While the publicity on the accusations thus far has focused on the historical accuracy of personal details, Stoll is interested in more than simply exposing Menchú (perhaps explaining why the Times gave the story page-one play). He wants to challenge the larger claim that the Guatemalan revolution had popular support. He argues that guerrilla movements, not just in Guatemala but throughout Latin America, pre-empted peaceful political and economic reform and therefore were responsible for provoking repression:

Some Central Americans believe that only armed struggle could have dislodged the dictatorships ruling their countries.... They could be right, but it also has to be asked: What gave rise to such ferocious regimes in the first place?... What reduced [the Guatemalan military] to the fanatical anticommunism that allowed it to slaughter so many men, women, and children?

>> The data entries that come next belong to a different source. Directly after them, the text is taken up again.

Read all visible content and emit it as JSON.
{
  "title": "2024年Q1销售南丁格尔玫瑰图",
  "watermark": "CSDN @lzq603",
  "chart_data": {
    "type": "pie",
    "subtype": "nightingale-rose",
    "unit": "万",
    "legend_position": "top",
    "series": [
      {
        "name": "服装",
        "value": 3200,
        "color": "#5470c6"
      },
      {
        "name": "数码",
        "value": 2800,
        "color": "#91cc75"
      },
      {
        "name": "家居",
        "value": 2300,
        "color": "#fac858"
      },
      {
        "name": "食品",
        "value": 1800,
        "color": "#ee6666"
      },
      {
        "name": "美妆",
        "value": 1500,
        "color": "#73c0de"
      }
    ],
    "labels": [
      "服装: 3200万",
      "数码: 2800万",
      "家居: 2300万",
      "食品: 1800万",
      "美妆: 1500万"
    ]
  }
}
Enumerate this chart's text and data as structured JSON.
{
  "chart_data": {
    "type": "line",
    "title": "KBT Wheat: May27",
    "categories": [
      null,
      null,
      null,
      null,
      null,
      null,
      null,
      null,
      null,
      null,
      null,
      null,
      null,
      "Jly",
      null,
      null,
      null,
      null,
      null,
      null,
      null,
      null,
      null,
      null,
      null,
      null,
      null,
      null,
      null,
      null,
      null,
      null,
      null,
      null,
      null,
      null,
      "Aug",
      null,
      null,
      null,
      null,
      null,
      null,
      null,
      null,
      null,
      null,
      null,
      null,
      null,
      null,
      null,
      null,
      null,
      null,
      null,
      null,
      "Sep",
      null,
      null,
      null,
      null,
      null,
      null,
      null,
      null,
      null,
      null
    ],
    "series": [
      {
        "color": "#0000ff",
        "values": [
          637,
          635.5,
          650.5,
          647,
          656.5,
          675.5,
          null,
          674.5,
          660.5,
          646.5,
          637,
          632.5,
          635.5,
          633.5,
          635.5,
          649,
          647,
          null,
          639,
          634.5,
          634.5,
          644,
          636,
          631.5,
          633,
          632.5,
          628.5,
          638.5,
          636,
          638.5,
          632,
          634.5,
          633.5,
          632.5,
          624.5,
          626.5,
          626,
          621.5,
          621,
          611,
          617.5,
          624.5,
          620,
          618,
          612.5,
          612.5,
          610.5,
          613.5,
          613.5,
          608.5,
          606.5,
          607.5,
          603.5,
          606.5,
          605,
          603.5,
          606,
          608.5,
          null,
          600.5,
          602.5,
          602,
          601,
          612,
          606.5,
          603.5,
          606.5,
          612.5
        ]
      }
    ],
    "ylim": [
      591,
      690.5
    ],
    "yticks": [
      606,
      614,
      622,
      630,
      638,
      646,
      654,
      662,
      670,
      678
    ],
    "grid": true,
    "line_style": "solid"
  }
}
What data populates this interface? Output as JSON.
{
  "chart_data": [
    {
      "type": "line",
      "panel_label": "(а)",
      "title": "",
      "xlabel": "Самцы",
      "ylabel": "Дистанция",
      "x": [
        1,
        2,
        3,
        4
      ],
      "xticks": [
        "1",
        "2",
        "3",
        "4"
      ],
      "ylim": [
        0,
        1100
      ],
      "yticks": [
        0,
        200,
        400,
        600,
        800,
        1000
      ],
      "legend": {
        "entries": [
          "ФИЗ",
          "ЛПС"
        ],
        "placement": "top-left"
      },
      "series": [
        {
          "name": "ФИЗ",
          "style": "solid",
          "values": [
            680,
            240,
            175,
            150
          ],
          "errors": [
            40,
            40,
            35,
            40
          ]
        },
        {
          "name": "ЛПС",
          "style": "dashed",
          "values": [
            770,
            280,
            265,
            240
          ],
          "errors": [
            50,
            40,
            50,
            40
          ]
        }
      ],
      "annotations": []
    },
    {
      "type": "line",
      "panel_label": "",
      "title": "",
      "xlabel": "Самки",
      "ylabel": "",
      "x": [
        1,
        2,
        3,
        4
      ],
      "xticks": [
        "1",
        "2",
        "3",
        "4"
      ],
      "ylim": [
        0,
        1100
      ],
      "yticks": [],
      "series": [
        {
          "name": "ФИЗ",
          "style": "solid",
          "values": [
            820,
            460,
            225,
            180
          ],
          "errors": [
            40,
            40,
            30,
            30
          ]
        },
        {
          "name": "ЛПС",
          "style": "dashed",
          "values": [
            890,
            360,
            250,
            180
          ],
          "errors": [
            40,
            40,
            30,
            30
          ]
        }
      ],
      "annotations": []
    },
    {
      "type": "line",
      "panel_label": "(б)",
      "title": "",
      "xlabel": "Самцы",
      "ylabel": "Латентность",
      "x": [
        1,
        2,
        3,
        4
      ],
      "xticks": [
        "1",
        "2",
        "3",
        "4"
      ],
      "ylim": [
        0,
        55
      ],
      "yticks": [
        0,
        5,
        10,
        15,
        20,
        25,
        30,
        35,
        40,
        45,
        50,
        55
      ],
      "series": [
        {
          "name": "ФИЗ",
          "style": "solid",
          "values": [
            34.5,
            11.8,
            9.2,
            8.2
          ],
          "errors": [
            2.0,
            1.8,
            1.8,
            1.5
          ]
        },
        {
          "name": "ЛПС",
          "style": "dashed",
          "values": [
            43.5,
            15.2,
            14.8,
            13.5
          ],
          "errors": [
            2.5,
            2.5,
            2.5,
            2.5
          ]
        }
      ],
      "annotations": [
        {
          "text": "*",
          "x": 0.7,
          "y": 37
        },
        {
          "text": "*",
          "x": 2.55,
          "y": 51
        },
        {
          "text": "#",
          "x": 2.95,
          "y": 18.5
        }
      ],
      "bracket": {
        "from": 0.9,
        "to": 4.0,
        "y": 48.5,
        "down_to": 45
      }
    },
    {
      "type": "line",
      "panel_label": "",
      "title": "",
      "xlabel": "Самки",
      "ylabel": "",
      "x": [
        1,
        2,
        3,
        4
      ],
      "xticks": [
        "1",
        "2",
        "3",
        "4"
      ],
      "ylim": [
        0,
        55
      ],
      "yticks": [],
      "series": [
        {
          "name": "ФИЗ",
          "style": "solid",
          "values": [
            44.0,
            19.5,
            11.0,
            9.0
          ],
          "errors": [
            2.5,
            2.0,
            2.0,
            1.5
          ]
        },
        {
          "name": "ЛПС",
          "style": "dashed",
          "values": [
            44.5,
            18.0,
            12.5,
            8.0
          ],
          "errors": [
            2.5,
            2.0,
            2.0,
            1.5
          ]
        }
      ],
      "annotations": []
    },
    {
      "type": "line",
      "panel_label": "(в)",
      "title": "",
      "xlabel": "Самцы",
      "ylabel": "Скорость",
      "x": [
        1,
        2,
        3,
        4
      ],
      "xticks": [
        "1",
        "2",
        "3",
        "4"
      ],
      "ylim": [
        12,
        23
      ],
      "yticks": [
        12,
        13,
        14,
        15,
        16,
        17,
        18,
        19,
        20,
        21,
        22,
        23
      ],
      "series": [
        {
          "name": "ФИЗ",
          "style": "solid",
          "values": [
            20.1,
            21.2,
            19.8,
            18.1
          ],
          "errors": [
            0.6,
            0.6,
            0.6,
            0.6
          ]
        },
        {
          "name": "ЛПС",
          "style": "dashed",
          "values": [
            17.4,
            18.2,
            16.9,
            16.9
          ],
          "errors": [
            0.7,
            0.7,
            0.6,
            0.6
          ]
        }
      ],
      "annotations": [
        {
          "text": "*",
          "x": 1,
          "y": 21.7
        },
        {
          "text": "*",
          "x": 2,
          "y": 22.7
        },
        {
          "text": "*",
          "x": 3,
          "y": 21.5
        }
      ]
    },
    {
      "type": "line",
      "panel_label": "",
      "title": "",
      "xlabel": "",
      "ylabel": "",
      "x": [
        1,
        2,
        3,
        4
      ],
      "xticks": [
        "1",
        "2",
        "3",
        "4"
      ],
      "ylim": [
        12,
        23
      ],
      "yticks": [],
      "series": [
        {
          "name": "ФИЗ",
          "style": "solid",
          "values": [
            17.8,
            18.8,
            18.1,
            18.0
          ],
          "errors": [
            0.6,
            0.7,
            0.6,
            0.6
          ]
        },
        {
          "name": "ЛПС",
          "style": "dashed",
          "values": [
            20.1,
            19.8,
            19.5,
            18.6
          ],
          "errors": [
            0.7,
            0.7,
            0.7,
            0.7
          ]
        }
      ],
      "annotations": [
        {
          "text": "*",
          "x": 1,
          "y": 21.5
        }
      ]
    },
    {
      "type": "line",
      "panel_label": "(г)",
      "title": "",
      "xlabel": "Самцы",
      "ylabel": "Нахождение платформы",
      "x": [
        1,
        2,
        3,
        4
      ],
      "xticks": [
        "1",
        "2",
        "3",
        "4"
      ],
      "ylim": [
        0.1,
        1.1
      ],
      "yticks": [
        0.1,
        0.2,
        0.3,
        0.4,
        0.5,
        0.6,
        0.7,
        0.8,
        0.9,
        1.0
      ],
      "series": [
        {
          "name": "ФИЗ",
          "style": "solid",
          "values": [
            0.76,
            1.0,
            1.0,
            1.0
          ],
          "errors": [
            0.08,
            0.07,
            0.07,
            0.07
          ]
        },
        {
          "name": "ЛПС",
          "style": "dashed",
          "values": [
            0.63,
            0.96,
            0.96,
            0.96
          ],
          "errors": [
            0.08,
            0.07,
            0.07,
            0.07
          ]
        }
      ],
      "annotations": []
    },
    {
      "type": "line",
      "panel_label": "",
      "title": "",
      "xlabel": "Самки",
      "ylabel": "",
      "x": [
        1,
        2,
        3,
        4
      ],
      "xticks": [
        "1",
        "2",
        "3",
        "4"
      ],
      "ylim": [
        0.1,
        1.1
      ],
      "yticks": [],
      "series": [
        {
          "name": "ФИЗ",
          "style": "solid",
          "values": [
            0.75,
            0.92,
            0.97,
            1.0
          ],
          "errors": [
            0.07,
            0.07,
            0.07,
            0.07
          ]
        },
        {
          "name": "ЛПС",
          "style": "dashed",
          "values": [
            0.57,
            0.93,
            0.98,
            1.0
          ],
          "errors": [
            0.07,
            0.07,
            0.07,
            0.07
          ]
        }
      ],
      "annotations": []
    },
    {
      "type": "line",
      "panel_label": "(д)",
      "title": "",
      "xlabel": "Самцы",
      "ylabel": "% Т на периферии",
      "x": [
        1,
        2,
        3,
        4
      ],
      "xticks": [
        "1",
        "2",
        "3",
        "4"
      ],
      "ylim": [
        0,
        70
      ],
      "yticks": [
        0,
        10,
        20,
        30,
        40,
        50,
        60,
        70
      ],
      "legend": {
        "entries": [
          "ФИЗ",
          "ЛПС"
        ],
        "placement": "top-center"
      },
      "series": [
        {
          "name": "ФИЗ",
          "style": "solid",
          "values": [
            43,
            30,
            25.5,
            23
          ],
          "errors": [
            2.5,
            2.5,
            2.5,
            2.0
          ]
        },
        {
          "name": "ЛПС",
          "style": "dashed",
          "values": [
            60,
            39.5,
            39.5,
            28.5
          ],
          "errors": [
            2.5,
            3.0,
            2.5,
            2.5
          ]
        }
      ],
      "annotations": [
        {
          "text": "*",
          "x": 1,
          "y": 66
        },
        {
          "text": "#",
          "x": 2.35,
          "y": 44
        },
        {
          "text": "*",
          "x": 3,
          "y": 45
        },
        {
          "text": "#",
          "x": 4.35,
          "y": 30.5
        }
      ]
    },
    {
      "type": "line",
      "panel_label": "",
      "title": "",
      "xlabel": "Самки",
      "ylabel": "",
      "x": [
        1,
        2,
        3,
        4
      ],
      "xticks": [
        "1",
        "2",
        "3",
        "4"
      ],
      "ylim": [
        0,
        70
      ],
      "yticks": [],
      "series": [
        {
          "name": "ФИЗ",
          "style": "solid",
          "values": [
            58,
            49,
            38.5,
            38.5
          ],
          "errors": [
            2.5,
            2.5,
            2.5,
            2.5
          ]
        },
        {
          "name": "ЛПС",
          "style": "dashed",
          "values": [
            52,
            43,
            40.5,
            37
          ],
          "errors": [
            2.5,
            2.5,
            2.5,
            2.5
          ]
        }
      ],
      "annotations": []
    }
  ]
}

While Stoll concedes that the United States bears some responsibility for the violence, he concludes that "it could not have happened without the specter of foreign communism." "Insurgency," he says, "bolster[ed] the rationales of the most homicidal wing of the officer corps in one country after another."

This formulation reveals a deep ignorance of Guatemalan and Latin American history. In the century before the cold war, dictators throughout Latin America, like the nineteenth-century Argentine despot Juan Manuel de Rosas, used terror to hold on to power. If a democratic transition was under way in Guatemala prior to the left's decision to pick up arms, how does Stoll account for the violent 1954 overthrow of Jacobo Arbenz, Guatemala's best chance at democracy? Or the 1963 military coup aimed at preventing Juan José Arévalo, a former reformist president, from again running for president? If guerrillas are responsible for Latin American political violence, how does Stoll explain Pinochet's Chile, where military repression took place despite the absence of armed rebels? Or the systemic state violence directed at union activists and independent reporters in Mexico before the Zapatista uprising? Or the 1968 massacre in Tlatelolco plaza?

Just as he accuses Menchú of doing, Stoll arranges and suppresses events to support his claims. Stoll would have us believe that if not for the guerrillas, the Guatemalan military might not have become the most bloodthirsty killing machine in the hemisphere. Yet by reducing Guatemala's conflict to the back-and-forth sparring between the guerrillas and the military, Stoll willfully--or ignorantly--misrepresents the history of Guatemalan opposition and repression. In the seventies, trade unionists, Mayan activists, peasants, students and social democrats came together to push for social reform. No other country in Central America witnessed this level of political mobilization. But well before anyone had ever heard of the guerrillas, the military was going after this movement, murdering peasants in coastal plantations and politicians and unionists in the capital.